Methods: In 60 patients with CHRF, plasma concentrations of NT-proBNP were assessed at baseline and after treatment including non-invasive ventilation (NIV). The relationship of NT-proBNP to disease severity and its predictive value for survival were evaluated up to 4 years.
Results: NT-proBNP levels were markedly elevated in patients with CHRF (n=60; geometric mean (SD) 546.4 (4.9) pg/mL; p<0.001) compared to healthy controls (n=182; 49.0 (2.2) pg/mL). After excluding patients with concomitant HF or renal impairment, levels were still increased (n=43; 393.2 (3.8) pg/mL; p<0.001). According to multivariate regression, hypoxia and exacerbation independently determined NT-proBNP levels (p<0.05 each). After initiation of NIV, blood gases and lung function improved and NT-proBNP decreased (-31.3 (0.3)%; p<0.001). During 22.5 (2.2) months follow-up, NT-proBNP was not significantly associated with survival in the total population, however, the subgroup of patients with levels >722 pg/mL (67th percentile) and no adherence to NIV displayed poor prognosis (hazard ratio=0.21; 95%-CI=0.022-0.580; p=0.0091).

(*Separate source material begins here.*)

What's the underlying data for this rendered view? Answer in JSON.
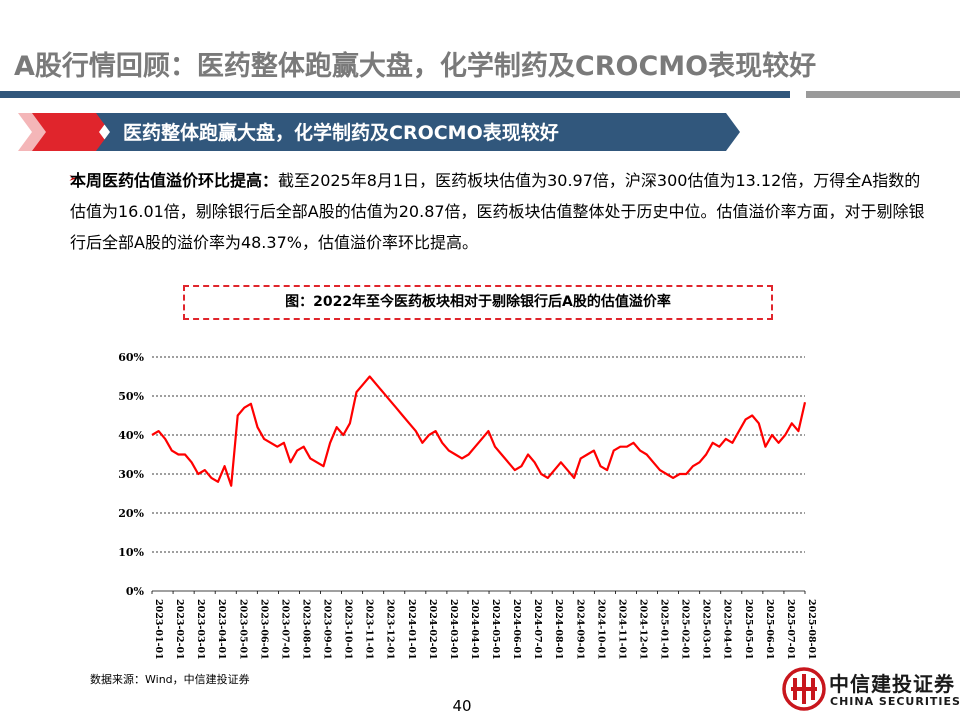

Conclusions: NT-proBNP was highly elevated in patients with CHRF and correlated with the degree of respiratory impairment and exacerbation. Correspondingly, treatment including NIV led to reduction of NT-proBNP. These data indicate a potential role of NT-proBNP in assessing disease severity, treatment efficacy and prognosis in CHRF.